Mesmo os espaços urbanos públicos retratados pelo artista fica presente tais características psicologias do ente contraposto ante ao social, que em sua relação trabalhista com os demais membros da sociedade tem em ápice a negação de seu ego. Essa é a evidência máxima da perda da credibilidade das grandes metrópoles no futuro prometido pelo “Americam Way of Live” que prega que o individuo é super valorizado e libertariamente onipotente ante a sociedade, com resquício metabolisado dos ideais germinados pela mão de obra anarquistas advinda no entre-guerras que pregavam a edificação do “Eu” supramoral e suprasocial . Em New York Movie Hopper mostra a trabalhadora valorizada em segundo plano que presa a suas introspecções espera o fim da secção(Fig. 11). Em Barbershop o cotidiano de uma barbearia, onde o tempo se mostra parado na metáfora do relógio partido pela luz na parede(Fig. 12). Hopper retrata o barmen desamparado na solidão da passagem pública.(Fig. 13).

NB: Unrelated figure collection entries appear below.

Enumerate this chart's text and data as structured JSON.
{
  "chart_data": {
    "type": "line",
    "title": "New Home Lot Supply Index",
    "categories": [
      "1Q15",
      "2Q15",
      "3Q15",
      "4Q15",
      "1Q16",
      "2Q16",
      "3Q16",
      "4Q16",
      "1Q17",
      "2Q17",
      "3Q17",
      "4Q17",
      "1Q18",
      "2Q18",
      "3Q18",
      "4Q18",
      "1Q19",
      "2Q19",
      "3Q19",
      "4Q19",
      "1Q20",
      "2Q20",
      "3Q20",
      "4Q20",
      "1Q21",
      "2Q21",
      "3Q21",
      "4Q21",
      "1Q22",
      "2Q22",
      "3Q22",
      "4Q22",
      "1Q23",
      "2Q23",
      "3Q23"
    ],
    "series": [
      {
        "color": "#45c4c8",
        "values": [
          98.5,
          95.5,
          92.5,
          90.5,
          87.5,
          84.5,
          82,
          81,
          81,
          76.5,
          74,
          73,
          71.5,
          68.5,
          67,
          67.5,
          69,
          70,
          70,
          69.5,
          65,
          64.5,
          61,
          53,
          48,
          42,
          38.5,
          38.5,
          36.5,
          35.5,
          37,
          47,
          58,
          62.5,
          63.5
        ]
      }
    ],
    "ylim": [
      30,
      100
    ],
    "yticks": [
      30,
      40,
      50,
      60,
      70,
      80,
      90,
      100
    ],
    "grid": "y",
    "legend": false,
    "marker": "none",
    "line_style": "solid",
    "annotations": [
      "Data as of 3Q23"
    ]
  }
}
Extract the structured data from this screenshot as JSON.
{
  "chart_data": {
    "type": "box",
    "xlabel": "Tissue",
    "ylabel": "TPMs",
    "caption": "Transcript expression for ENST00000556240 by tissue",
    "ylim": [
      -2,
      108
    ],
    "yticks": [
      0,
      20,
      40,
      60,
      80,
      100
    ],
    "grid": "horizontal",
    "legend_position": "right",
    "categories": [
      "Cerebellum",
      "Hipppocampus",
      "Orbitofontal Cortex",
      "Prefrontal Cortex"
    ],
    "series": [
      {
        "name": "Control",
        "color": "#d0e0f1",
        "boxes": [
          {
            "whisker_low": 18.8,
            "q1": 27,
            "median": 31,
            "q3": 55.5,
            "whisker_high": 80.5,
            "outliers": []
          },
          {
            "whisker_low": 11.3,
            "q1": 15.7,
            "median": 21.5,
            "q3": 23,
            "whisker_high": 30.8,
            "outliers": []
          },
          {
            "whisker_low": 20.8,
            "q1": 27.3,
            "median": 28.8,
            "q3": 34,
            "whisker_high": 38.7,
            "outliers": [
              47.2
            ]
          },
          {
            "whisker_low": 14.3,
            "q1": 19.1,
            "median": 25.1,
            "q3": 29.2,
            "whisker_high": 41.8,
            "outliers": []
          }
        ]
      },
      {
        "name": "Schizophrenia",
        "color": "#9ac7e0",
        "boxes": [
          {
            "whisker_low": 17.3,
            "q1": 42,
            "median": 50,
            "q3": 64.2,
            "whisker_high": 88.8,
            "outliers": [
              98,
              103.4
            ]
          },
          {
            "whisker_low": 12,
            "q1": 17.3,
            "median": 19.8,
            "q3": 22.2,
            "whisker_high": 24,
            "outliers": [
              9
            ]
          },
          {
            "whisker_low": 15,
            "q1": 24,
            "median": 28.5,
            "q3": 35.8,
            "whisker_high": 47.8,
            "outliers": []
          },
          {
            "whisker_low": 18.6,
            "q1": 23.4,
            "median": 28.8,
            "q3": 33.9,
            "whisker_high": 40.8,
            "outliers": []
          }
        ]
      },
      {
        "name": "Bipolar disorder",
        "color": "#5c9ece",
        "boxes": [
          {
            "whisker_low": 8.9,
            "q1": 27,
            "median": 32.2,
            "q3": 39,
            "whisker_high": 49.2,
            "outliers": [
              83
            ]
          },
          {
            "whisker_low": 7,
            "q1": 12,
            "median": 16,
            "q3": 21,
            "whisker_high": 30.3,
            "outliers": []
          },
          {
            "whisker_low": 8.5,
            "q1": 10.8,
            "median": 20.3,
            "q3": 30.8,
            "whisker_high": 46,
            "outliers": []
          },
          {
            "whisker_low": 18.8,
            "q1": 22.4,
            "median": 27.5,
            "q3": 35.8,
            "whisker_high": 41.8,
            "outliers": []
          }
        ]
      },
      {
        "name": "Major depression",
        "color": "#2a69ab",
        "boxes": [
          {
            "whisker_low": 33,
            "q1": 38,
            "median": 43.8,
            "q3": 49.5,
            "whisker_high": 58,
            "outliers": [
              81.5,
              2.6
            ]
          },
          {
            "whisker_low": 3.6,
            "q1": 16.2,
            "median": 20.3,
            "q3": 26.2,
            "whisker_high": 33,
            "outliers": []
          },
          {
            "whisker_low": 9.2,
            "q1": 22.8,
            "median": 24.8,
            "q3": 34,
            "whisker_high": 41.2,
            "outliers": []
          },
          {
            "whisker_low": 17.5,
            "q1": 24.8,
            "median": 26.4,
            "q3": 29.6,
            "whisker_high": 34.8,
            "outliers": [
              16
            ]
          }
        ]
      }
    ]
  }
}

O artista também percebe o inicio da desconstrução da família nuclear em centros urbanos. Antes em pequenas cidades tendo sido tomada por cerne dos valores americanos, agora delegadas a simples grupos familiares que dividem e compartilham o mesmo lócus. Presos ao próprio individualismo compartilham o local, porem não existe evidência de interação entre os casais que habitam os mesmos espaços. Unidos somente pelo local e não pelas vidas, o artista demonstra que mesmo acompanhado o ser urbano está preso ao condicionamento das estruturas sociais vigentes na super valorização do ego. Em Room in New York vemos o casal que dividem o mesmo espaço porem novamente não interagem entre si(Fig. 14). Em Hotel by a Railroad novamente a permanência física porem o distanciamento mental do local(Fig. 15). Mesmo em cenários de relativa intimidade fica evidente que apenas as pessoas estão no lugar e seu psiques escapam para outros locais(Fig. 16)
3. CONSIDERAÇÕES FINAIS
Destarte, Hopper tece uma radiografia da sociedade norte-americana da primeira metade do século passado. Para tal feito compõe maestralmente um mosaico de pequenos, mas significativos, recortes da vida urbana. Em sua obra, firmemente pautada pela então ascendente teoria do inconsciente assim como pelos reflexos sociais de duas arrebatadoras guerras o artista nos remete ao cotidiano urbano. Contudo essa não é uma visão externa ou estereotipada de metrópoles que galopam a ágeis passos em dinamismo, progresso e velocidade; mas sim em um cotidiano vivenciado pelo ser urbanóide comum que massificado pelo sistema social tenta escapar física ou psicologicamente do local monótono onde se encontra, reforçando assim o individualismo do ente que se defronta com a sociedade que oprime seu ego. Tal obra é impressionantemente despida de estéticas primordiais ou técnicas refinadas o que delega ao conjunto da obra um traço de deliciosa humanidade. O artista também nos desequilibra ao evidenciar que mesmo acompanhado o ser humano tem a estranha propriedade de permanecer só, assinalando a tímidas pinceladas que solidão não é uma questão de companhia. Sua obra permanece atual, análise mais criteriosa da obra de Hopper pode vir a propor respostas edificantes para aqueles que tem como objetivo um planejamento urbano e social mais justo e humanizador.